Both Mabbott and Morshead say their work is motivated not just by the novel science of activating cells that are already resident in the brain to repair injury, but also by their desire to offer hope to a vulnerable population.
“Working as a clinical psychologist with families for 20 years, it was really the families that motivated me – in fact, they challenged me,” says Mabbott. “My job was to tell parents that while their child was successfully treated for brain cancer there was a cost, as their child will have learning problems, cognitive disabilities and some will never live independently.
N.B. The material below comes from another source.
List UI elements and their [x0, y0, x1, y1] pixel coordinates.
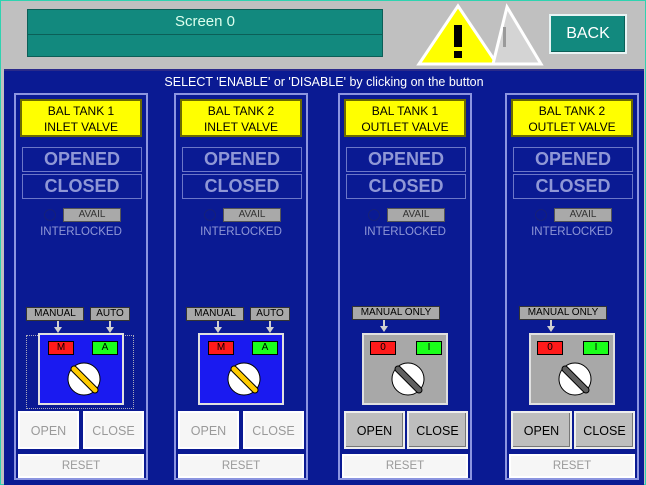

It was a parent who said to me, ‘That’s not good enough, you have to figure out a way to help our kids recover better.’ That’s what motivated me to start to look at how to harness brain plasticity for repair.”
“Until recently, our after-care programs were offering very little to children suffering the consequences of radiation treatment to their brain,” says study invesitgator Eric Bouffet, director of the brain tumour program, haematology/oncology and senior associate scientist at SickKids, who is also a professor of pediatrics at U of T. “This study suggests that we can repair some of the damage associated with radiation to the brain, and children with brain tumours worldwide may potentially benefit from this discovery.”
For Medicine by Design, accelerating the translation of new regenerative medicine therapies into patient impact is a strategic priority. The implications of this work go beyond childhood brain tumour survivors, says Morshead. Toronto researchers are also looking at metformin and cerebral palsy, and metformin as a preventative treatment for cranial radiation.
Major funders on this study include Brain Canada, Canadian Institutes of Health Research (CIHR), the Garron Family Cancer Centre, SickKids Foundation, Ontario Institute of Regenerative Medicine and Stem Cell Network.